In my opinion, during the Christmas holidays the dried fruit must be present on our tables. This tasty and healthy goodness with spices are a perfect mix! One of the desserts that includes in its preparation these ingredients is the Panpepato. It’s a typical product of the regions of central Italy. During its preparation and cooking, your home will smell of cinnamon and cloves! Prepare it a couple of hours before serving it, because it should to be enjoyed cold.

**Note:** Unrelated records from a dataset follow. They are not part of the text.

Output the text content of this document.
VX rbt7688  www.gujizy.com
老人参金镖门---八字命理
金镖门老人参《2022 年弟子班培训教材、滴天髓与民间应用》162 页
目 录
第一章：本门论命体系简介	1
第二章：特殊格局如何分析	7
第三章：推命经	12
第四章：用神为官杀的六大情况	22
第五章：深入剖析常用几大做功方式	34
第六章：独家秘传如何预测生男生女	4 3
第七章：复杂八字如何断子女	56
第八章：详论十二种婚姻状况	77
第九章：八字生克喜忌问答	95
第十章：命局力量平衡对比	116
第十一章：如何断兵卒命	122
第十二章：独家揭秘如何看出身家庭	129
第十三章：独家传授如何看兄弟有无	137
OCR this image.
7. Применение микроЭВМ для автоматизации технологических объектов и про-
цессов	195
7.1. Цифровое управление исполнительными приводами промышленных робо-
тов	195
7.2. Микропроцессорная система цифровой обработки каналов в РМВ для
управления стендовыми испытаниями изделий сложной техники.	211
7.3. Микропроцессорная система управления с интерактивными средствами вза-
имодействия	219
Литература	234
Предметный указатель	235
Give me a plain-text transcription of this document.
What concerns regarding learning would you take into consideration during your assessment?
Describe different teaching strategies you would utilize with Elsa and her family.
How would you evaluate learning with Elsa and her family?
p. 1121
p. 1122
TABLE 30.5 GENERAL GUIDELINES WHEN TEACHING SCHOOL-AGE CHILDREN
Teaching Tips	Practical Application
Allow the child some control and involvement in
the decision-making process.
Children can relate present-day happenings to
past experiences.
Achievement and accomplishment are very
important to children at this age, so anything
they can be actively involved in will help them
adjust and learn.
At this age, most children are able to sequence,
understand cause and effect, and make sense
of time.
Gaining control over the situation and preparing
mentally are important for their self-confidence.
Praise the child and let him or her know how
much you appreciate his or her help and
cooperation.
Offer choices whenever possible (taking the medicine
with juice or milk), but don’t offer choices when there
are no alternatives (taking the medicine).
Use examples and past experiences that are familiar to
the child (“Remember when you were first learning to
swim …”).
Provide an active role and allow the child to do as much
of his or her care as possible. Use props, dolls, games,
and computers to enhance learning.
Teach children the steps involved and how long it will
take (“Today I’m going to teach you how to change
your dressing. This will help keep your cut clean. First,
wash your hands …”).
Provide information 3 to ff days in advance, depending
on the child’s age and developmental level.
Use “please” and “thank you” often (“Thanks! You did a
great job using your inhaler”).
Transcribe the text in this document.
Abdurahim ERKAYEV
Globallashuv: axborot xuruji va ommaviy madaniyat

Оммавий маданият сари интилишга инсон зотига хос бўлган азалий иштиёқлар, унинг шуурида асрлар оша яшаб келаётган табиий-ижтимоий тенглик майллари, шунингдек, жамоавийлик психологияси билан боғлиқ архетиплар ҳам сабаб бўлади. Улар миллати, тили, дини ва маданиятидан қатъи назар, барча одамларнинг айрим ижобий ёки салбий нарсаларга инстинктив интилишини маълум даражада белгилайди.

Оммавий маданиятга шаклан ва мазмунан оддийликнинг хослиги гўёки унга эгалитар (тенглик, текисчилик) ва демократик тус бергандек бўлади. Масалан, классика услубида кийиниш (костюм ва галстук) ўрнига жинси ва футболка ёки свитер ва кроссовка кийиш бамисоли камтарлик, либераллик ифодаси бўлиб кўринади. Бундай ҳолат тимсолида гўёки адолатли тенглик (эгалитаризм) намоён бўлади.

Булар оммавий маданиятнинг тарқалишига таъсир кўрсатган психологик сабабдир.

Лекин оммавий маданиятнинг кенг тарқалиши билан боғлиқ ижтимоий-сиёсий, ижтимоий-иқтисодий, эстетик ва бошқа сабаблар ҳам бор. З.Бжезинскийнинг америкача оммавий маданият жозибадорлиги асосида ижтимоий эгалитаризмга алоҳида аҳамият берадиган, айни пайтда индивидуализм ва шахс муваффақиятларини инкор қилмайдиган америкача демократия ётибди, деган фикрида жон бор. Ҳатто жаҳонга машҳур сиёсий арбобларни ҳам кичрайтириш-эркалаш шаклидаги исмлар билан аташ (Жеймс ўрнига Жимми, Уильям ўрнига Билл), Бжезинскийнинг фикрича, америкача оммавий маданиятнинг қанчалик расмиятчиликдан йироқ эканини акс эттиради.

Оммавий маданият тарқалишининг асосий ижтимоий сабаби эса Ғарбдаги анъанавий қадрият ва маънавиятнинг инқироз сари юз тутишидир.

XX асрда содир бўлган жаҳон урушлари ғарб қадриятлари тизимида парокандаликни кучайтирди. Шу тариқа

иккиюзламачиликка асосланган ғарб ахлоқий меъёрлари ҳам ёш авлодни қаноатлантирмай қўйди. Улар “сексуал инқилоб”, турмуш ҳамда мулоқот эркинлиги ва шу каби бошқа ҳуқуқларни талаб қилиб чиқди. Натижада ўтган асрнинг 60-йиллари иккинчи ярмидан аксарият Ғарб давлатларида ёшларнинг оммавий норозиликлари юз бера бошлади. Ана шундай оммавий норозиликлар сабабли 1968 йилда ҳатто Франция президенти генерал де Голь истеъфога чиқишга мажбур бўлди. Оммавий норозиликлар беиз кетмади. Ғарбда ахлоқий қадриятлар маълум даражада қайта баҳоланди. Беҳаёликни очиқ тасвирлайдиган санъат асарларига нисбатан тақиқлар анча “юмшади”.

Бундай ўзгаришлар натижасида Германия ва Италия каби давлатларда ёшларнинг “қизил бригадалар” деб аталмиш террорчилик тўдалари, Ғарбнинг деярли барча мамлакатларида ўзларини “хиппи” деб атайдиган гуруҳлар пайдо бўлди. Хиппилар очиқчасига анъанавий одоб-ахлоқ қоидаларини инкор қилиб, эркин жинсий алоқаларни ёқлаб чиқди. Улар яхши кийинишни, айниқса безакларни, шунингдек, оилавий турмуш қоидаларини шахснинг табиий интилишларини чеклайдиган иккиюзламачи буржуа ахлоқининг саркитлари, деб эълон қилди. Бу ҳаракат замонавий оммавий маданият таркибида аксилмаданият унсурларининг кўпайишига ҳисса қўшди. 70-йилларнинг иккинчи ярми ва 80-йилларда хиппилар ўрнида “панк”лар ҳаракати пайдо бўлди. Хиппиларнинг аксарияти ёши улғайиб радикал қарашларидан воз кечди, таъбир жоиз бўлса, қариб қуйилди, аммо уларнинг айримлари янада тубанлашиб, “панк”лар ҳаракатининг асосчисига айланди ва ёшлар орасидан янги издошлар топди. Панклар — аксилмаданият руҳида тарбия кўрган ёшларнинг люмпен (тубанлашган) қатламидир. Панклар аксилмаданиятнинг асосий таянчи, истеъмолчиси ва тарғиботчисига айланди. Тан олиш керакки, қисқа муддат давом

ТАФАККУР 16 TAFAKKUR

Ingredients for a Panpepato of 20 cm in diameter:
- 100 grams shelled and unpeeled almonds
- 100 grams shelled walnuts
- 50 grams shelled hazelnuts
- 25 grams pine nuts
- 50 grams raisins
- 20 grams Vin Santo
- 150 grams sieved pastry flour
- 150 grams wildflower honey
- 160 grams of 50% dark chocolate
- 25 grams diced candied cedar
- ½ teaspoon cinnamon
- ½ teaspoon ground black pepper
- 1 pinch of nutmeg
- 1 pinch of cloves
- 2 teaspoons bitter cocoa
Method
Put the raisins soaked in lukewarm water because it has to soften. Toast the almonds, walnuts and hazelnuts in the oven at 180° Celsius degrees for 4 minutes. Melt the dark chocolate in a bain-marie. Heat the honey in a bain-marie until it becomes more fluid. Chop coarsely the dried fruit with a mixer or with a meat tenderizer, then place this one in a large bowl, add the pine nuts, the candied citron, the drained raisins, the spices and the cocoa. Then gently pour the melted chocolate and the honey and mix all the ingredients. Pour the Vin Santo, stir quickly and finally add the flour little by little. Line a round baking pan with the baking paper. Form a ball with the dough and place it on the baking tin. Flatten it and form a disc. Bake in a preheated oven at 180° Celsius degrees for about 30 minutes. Remove it from the oven and let it cool.